When the world is ugly and crammed with friction, when the inside of your brain feels itchy and whelps rise along the filaments of your soul, finding something beautiful is imperative. It’s medicinal. Beauty serves as balm and salve for the hives welting up in the psyche. Loveliness is the antidote to the abrasiveness of the world. So, I seek beauty and loveliness. Sometime since coronavirus arrived, I took one of those questionnaires that codifies your personality traits. Somethings blur, but my recall is that it was associated the Yale University class on Happiness.

For me, the need for BEAUTY is paramount. So, I seek beauty. I make things beautiful.
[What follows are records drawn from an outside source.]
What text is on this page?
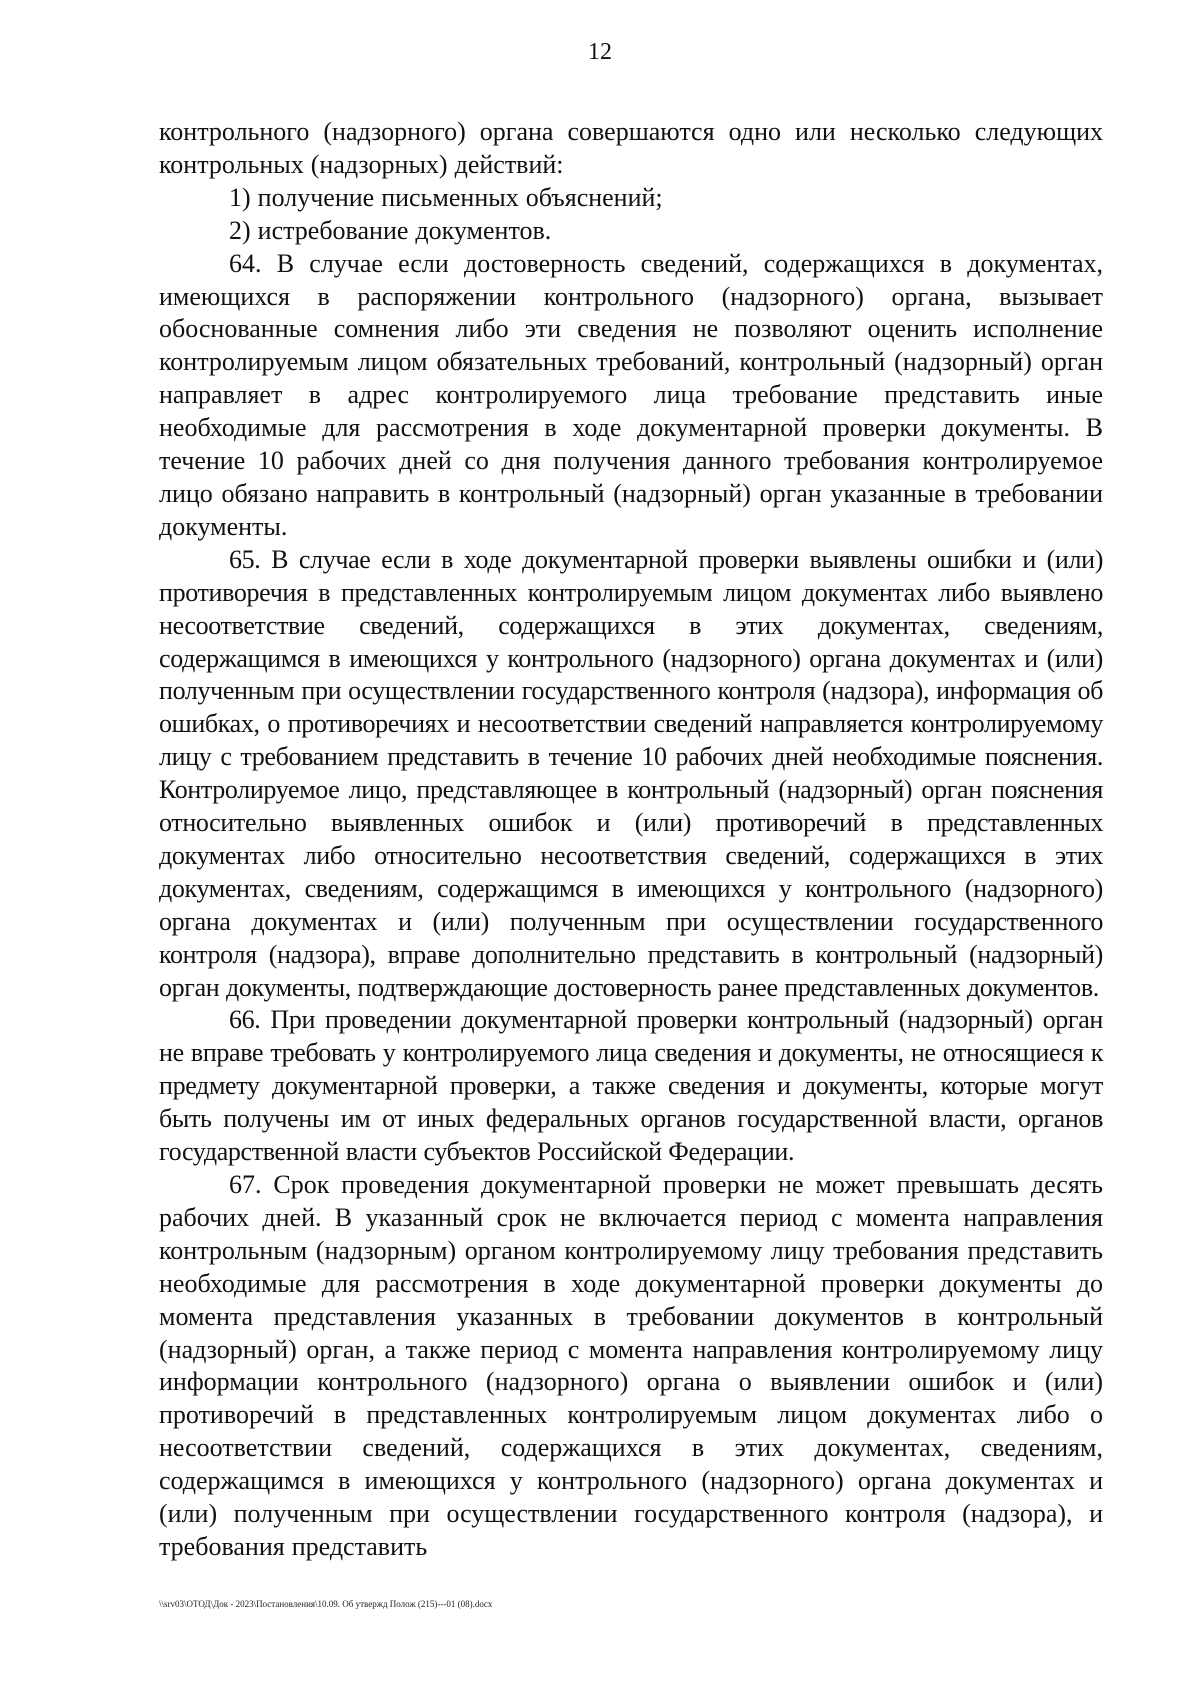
12

контрольного (надзорного) органа совершаются одно или несколько следующих контрольных (надзорных) действий:

1) получение письменных объяснений;

2) истребование документов.

64. В случае если достоверность сведений, содержащихся в документах, имеющихся в распоряжении контрольного (надзорного) органа, вызывает обоснованные сомнения либо эти сведения не позволяют оценить исполнение контролируемым лицом обязательных требований, контрольный (надзорный) орган направляет в адрес контролируемого лица требование представить иные необходимые для рассмотрения в ходе документарной проверки документы. В течение 10 рабочих дней со дня получения данного требования контролируемое лицо обязано направить в контрольный (надзорный) орган указанные в требовании документы.

65. В случае если в ходе документарной проверки выявлены ошибки и (или) противоречия в представленных контролируемым лицом документах либо выявлено несоответствие сведений, содержащихся в этих документах, сведениям, содержащимся в имеющихся у контрольного (надзорного) органа документах и (или) полученным при осуществлении государственного контроля (надзора), информация об ошибках, о противоречиях и несоответствии сведений направляется контролируемому лицу с требованием представить в течение 10 рабочих дней необходимые пояснения. Контролируемое лицо, представляющее в контрольный (надзорный) орган пояснения относительно выявленных ошибок и (или) противоречий в представленных документах либо относительно несоответствия сведений, содержащихся в этих документах, сведениям, содержащимся в имеющихся у контрольного (надзорного) органа документах и (или) полученным при осуществлении государственного контроля (надзора), вправе дополнительно представить в контрольный (надзорный) орган документы, подтверждающие достоверность ранее представленных документов.

66. При проведении документарной проверки контрольный (надзорный) орган не вправе требовать у контролируемого лица сведения и документы, не относящиеся к предмету документарной проверки, а также сведения и документы, которые могут быть получены им от иных федеральных органов государственной власти, органов государственной власти субъектов Российской Федерации.

67. Срок проведения документарной проверки не может превышать десять рабочих дней. В указанный срок не включается период с момента направления контрольным (надзорным) органом контролируемому лицу требования представить необходимые для рассмотрения в ходе документарной проверки документы до момента представления указанных в требовании документов в контрольный (надзорный) орган, а также период с момента направления контролируемому лицу информации контрольного (надзорного) органа о выявлении ошибок и (или) противоречий в представленных контролируемым лицом документах либо о несоответствии сведений, содержащихся в этих документах, сведениям, содержащимся в имеющихся у контрольного (надзорного) органа документах и (или) полученным при осуществлении государственного контроля (надзора), и требования представить

\\srv03\ОТОД\Док - 2023\Постановления\10.09. Об утвержд Полож (215)---01 (08).docx
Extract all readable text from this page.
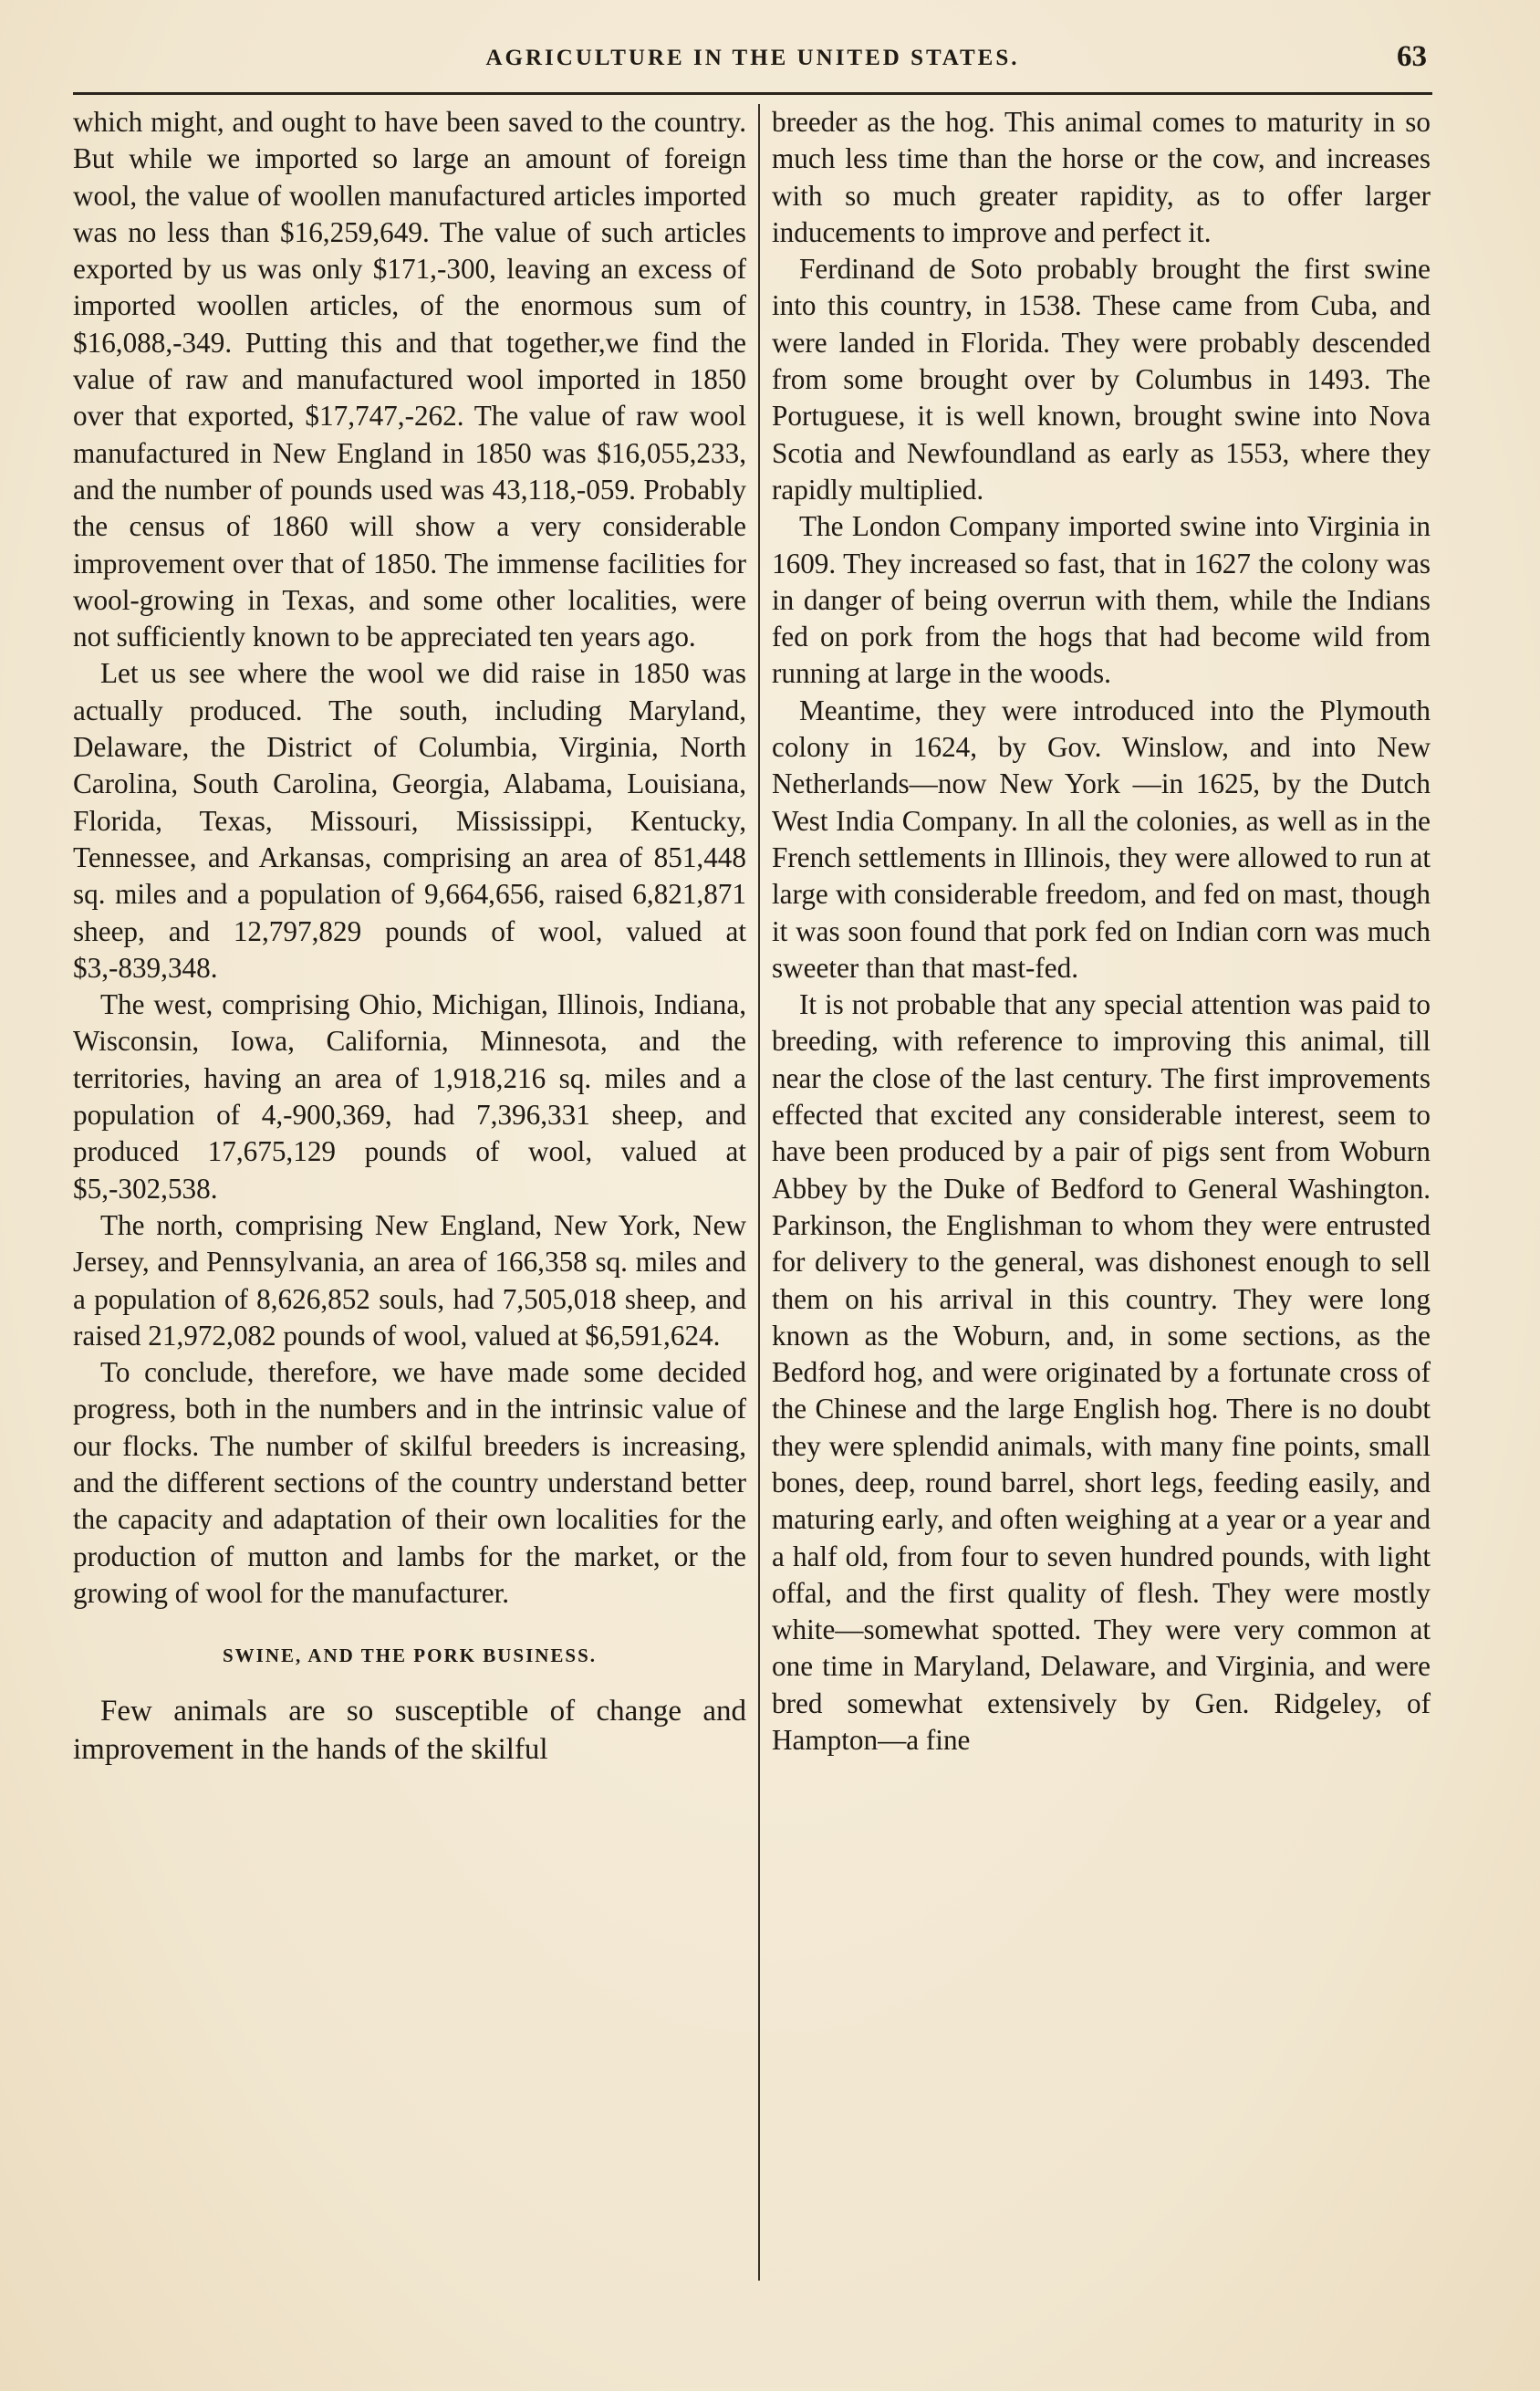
AGRICULTURE IN THE UNITED STATES.	63

which might, and ought to have been saved to the country. But while we imported so large an amount of foreign wool, the value of woollen manufactured articles imported was no less than $16,259,649. The value of such articles exported by us was only $171,-300, leaving an excess of imported woollen articles, of the enormous sum of $16,088,-349. Putting this and that together,we find the value of raw and manufactured wool imported in 1850 over that exported, $17,747,-262. The value of raw wool manufactured in New England in 1850 was $16,055,233, and the number of pounds used was 43,118,-059. Probably the census of 1860 will show a very considerable improvement over that of 1850. The immense facilities for wool-growing in Texas, and some other localities, were not sufficiently known to be appreciated ten years ago.

Let us see where the wool we did raise in 1850 was actually produced. The south, including Maryland, Delaware, the District of Columbia, Virginia, North Carolina, South Carolina, Georgia, Alabama, Louisiana, Florida, Texas, Missouri, Mississippi, Kentucky, Tennessee, and Arkansas, comprising an area of 851,448 sq. miles and a population of 9,664,656, raised 6,821,871 sheep, and 12,797,829 pounds of wool, valued at $3,-839,348.

The west, comprising Ohio, Michigan, Illinois, Indiana, Wisconsin, Iowa, California, Minnesota, and the territories, having an area of 1,918,216 sq. miles and a population of 4,-900,369, had 7,396,331 sheep, and produced 17,675,129 pounds of wool, valued at $5,-302,538.

The north, comprising New England, New York, New Jersey, and Pennsylvania, an area of 166,358 sq. miles and a population of 8,626,852 souls, had 7,505,018 sheep, and raised 21,972,082 pounds of wool, valued at $6,591,624.

To conclude, therefore, we have made some decided progress, both in the numbers and in the intrinsic value of our flocks. The number of skilful breeders is increasing, and the different sections of the country understand better the capacity and adaptation of their own localities for the production of mutton and lambs for the market, or the growing of wool for the manufacturer.

SWINE, AND THE PORK BUSINESS.

Few animals are so susceptible of change and improvement in the hands of the skilful

breeder as the hog. This animal comes to maturity in so much less time than the horse or the cow, and increases with so much greater rapidity, as to offer larger inducements to improve and perfect it.

Ferdinand de Soto probably brought the first swine into this country, in 1538. These came from Cuba, and were landed in Florida. They were probably descended from some brought over by Columbus in 1493. The Portuguese, it is well known, brought swine into Nova Scotia and Newfoundland as early as 1553, where they rapidly multiplied.

The London Company imported swine into Virginia in 1609. They increased so fast, that in 1627 the colony was in danger of being overrun with them, while the Indians fed on pork from the hogs that had become wild from running at large in the woods.

Meantime, they were introduced into the Plymouth colony in 1624, by Gov. Winslow, and into New Netherlands—now New York —in 1625, by the Dutch West India Company. In all the colonies, as well as in the French settlements in Illinois, they were allowed to run at large with considerable freedom, and fed on mast, though it was soon found that pork fed on Indian corn was much sweeter than that mast-fed.

It is not probable that any special attention was paid to breeding, with reference to improving this animal, till near the close of the last century. The first improvements effected that excited any considerable interest, seem to have been produced by a pair of pigs sent from Woburn Abbey by the Duke of Bedford to General Washington. Parkinson, the Englishman to whom they were entrusted for delivery to the general, was dishonest enough to sell them on his arrival in this country. They were long known as the Woburn, and, in some sections, as the Bedford hog, and were originated by a fortunate cross of the Chinese and the large English hog. There is no doubt they were splendid animals, with many fine points, small bones, deep, round barrel, short legs, feeding easily, and maturing early, and often weighing at a year or a year and a half old, from four to seven hundred pounds, with light offal, and the first quality of flesh. They were mostly white—somewhat spotted. They were very common at one time in Maryland, Delaware, and Virginia, and were bred somewhat extensively by Gen. Ridgeley, of Hampton—a fine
It is a full-sensory option: spicy Thai food, a cloudless, full-moon night sky, a random photo of my now adult son at the age of two or a master’s painting at the Louvre.

Recently, I listened to a segment on NPR about a new a composer who has written new music during the pandemic and that the New York Philharmonic Orchestra recorded the work – all separately. The pieces all had to be engineered digitally due to the pandemic. And then it was set to a smartphone app one would use while walking through Central Park. The music was composed specifically for walking through Central Park and it is unique to your GPS location. It is a curated experience. It sounds phenomenal from a purely acoustic experience, but to add Central Park as if it were itself a museum just blew me away. Susan Reid is a master, a magician and mad scientist. And her creation (the music) and her novel idea to link the music to the specific visceral and sensory experience of standing in a particular place in Central Park is truly wonderous. Susan Reid’s Soundwalk for Central Park.